Op de één of andere manier heb ik iets met paddenstoelen. Ik houd van de aardse smaak van paddenstoelen in een gerecht, alhoewel ik daarvoor nooit paddenstoelen uit de vrije natuur zou gebruiken (daar heb ik te weinig kennis voor, dat vertrouw ik niet). Bovendien kunnen andere mensen er niet meer van genieten als iemand met de paddenstoelen aan de haal gaat natuurlijk… Vliegenzwammen zijn – naar mijn mening – de mooiste. Ergens in de afgelopen week zag ik dat er op een klein hoekje, op amper een paar honderd meter vanaf ons huis, dit jaar een heleboel staan. Ik vond dat zo mooi, dat ik, zodra ik ’t in de gaten kreeg, m’n fiets aan de zette en een paar foto’s maakte.

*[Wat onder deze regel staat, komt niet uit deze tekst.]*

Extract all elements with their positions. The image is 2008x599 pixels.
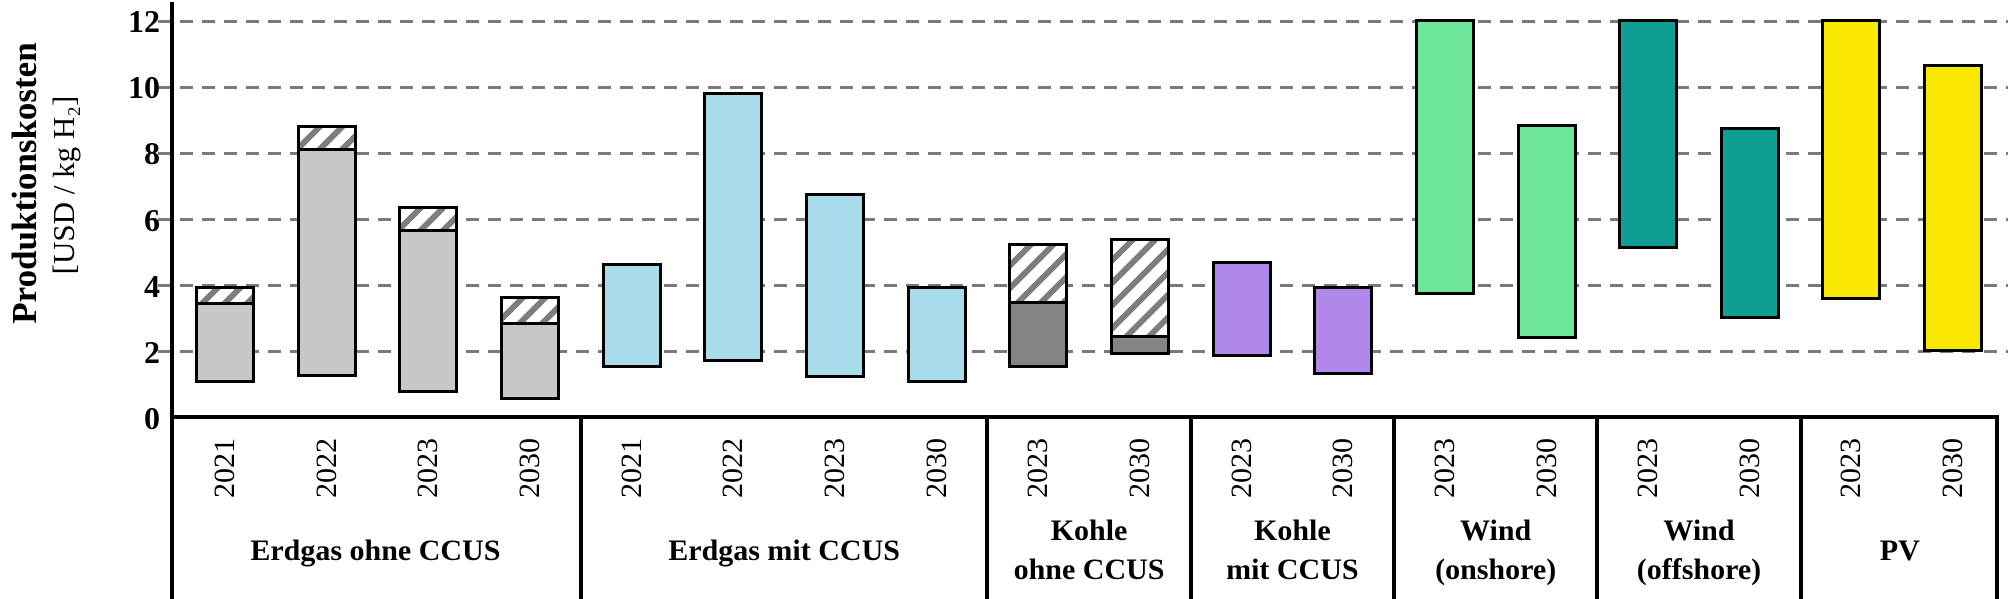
bar-wind-onshore-2030 xyxy=(1516,123,1577,339)
bar-kohle-mit-ccus-2030 xyxy=(1313,285,1374,375)
gridline-6 xyxy=(158,218,2008,221)
x-year-label-erdgas-ohne-ccus-2030: 2030 xyxy=(513,438,546,498)
x-year-label-erdgas-mit-ccus-2022: 2022 xyxy=(716,438,750,498)
bar-erdgas-ohne-ccus-2021 xyxy=(195,285,255,384)
x-year-label-kohle-mit-ccus-2030: 2030 xyxy=(1326,438,1360,498)
x-year-label-erdgas-mit-ccus-2030: 2030 xyxy=(919,438,953,498)
group-label-kohle-ohne-ccus: Kohle ohne CCUS xyxy=(1013,514,1165,586)
group-separator-6 xyxy=(1798,415,1803,599)
group-label-erdgas-mit-ccus: Erdgas mit CCUS xyxy=(668,533,900,567)
x-year-label-kohle-mit-ccus-2023: 2023 xyxy=(1224,438,1258,498)
x-year-label-erdgas-ohne-ccus-2021: 2021 xyxy=(208,438,241,498)
group-label-erdgas-ohne-ccus: Erdgas ohne CCUS xyxy=(250,533,501,567)
x-axis-line xyxy=(170,415,1999,419)
group-separator-1 xyxy=(578,415,583,599)
bar-solid-segment-kohle-ohne-ccus-2023 xyxy=(1011,303,1066,366)
gridline-12 xyxy=(158,19,2008,23)
group-label-kohle-mit-ccus: Kohle mit CCUS xyxy=(1226,514,1359,586)
x-year-label-kohle-ohne-ccus-2023: 2023 xyxy=(1021,438,1055,498)
bar-wind-offshore-2030 xyxy=(1719,126,1780,319)
bottom-panel-right-border xyxy=(1995,415,1999,599)
y-tick-label-0: 0 xyxy=(144,400,160,436)
x-year-label-wind-onshore-2030: 2030 xyxy=(1529,438,1563,498)
group-separator-5 xyxy=(1595,415,1600,599)
y-tick-label-2: 2 xyxy=(144,333,160,370)
bar-kohle-ohne-ccus-2023 xyxy=(1008,242,1069,369)
x-year-label-wind-offshore-2030: 2030 xyxy=(1732,438,1766,498)
bar-erdgas-mit-ccus-2021 xyxy=(601,262,662,369)
group-separator-4 xyxy=(1392,415,1396,599)
x-year-label-kohle-ohne-ccus-2030: 2030 xyxy=(1122,438,1156,498)
gridline-8 xyxy=(158,151,2008,155)
x-year-label-erdgas-mit-ccus-2023: 2023 xyxy=(817,438,851,498)
bar-solid-segment-erdgas-ohne-ccus-2021 xyxy=(198,305,252,381)
gridline-4 xyxy=(158,284,2008,288)
bar-erdgas-ohne-ccus-2023 xyxy=(398,206,459,394)
bar-erdgas-ohne-ccus-2022 xyxy=(296,125,357,377)
bar-solid-segment-erdgas-ohne-ccus-2023 xyxy=(401,232,456,391)
bar-erdgas-mit-ccus-2023 xyxy=(804,193,865,379)
bar-solid-segment-erdgas-ohne-ccus-2022 xyxy=(299,151,354,374)
x-year-label-pv-2023: 2023 xyxy=(1834,438,1868,498)
group-separator-2 xyxy=(985,415,990,599)
bar-kohle-mit-ccus-2023 xyxy=(1211,260,1272,357)
x-year-label-wind-onshore-2023: 2023 xyxy=(1427,438,1461,498)
x-year-label-erdgas-ohne-ccus-2023: 2023 xyxy=(411,438,445,498)
bar-solid-segment-kohle-ohne-ccus-2030 xyxy=(1112,338,1167,353)
y-tick-label-12: 12 xyxy=(128,3,160,39)
y-axis-line xyxy=(170,2,174,599)
bar-kohle-ohne-ccus-2030 xyxy=(1109,237,1170,356)
group-label-wind-offshore: Wind (offshore) xyxy=(1636,514,1762,586)
bar-solid-segment-erdgas-ohne-ccus-2030 xyxy=(503,325,557,397)
y-tick-label-8: 8 xyxy=(144,135,160,172)
bar-pv-2023 xyxy=(1821,19,1882,301)
y-tick-label-4: 4 xyxy=(144,267,160,304)
x-year-label-pv-2030: 2030 xyxy=(1936,438,1970,498)
x-year-label-wind-offshore-2023: 2023 xyxy=(1631,438,1665,498)
bar-hatch-segment-erdgas-ohne-ccus-2021 xyxy=(198,288,252,306)
bar-wind-offshore-2023 xyxy=(1618,19,1679,250)
bar-wind-onshore-2023 xyxy=(1414,19,1475,296)
group-label-wind-onshore: Wind (onshore) xyxy=(1435,514,1557,586)
y-tick-label-10: 10 xyxy=(128,69,160,106)
bar-erdgas-ohne-ccus-2030 xyxy=(500,295,560,400)
gridline-2 xyxy=(158,350,2008,354)
bar-hatch-segment-erdgas-ohne-ccus-2023 xyxy=(401,209,456,233)
bar-erdgas-mit-ccus-2022 xyxy=(703,92,764,362)
bar-erdgas-mit-ccus-2030 xyxy=(906,285,967,384)
group-label-pv: PV xyxy=(1879,533,1920,567)
x-year-label-erdgas-mit-ccus-2021: 2021 xyxy=(614,438,648,498)
bar-pv-2030 xyxy=(1923,64,1984,352)
gridline-10 xyxy=(158,85,2008,89)
bar-hatch-segment-erdgas-ohne-ccus-2030 xyxy=(503,298,557,326)
bar-hatch-segment-kohle-ohne-ccus-2030 xyxy=(1112,240,1167,339)
bar-hatch-segment-kohle-ohne-ccus-2023 xyxy=(1011,245,1066,304)
y-tick-label-6: 6 xyxy=(144,201,160,238)
bar-hatch-segment-erdgas-ohne-ccus-2022 xyxy=(299,128,354,152)
group-separator-3 xyxy=(1188,415,1193,599)
x-year-label-erdgas-ohne-ccus-2022: 2022 xyxy=(309,438,343,498)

Prompt werd ik aangesproken door een dame die op de bus stond te wachten. Uiteraard ging het over de paddenstoelen. Zij had ook al foto’s gemaakt omdat het volgens haar ook een erg mooi hoekje was. Ze wist me ook te vertellen van het liedje dat we vroeger op de kleuterschool hadden geleerd…
Op een grote paddenstoel, rood met witte stippen
Zat kabouter Spillebeen heen en weer te wippen
Krak, zei de paddenstoel
Met een diepe zucht allebei de beentjes
Hoepla in de lucht…
Het voorgaande jaar waren er op precies dezelfde plek ook een grote groep mooie vliegenzwammen geweest wist ze me te vertellen, maar na een paar dagen hadden een stelletje ‘Oeroeboeroes’ ze kapot getrapt (gelukkig had ik toen niet daarvoor foto’s kunnen maken). Ik wist dat niet, want ik had toen al foto’s gemaakt. Ze begreep dat kapot trappen niet en vond het compleet zinloos om zo iets moois kapot te trappen en deze dag (een jaar later) maakte ze zich daar nog steeds boos over. Ik was het er mee eens. Iets later dan gebruikelijk kwam ik op m’n werk aan en vervolgens heb ik de hele ochtend heb ik binnenpret gehad vanwege haar gebruik van het woord ‘Oeroeboeroe’…
Mooi verhaal en mooie vliegenzwammen Harry.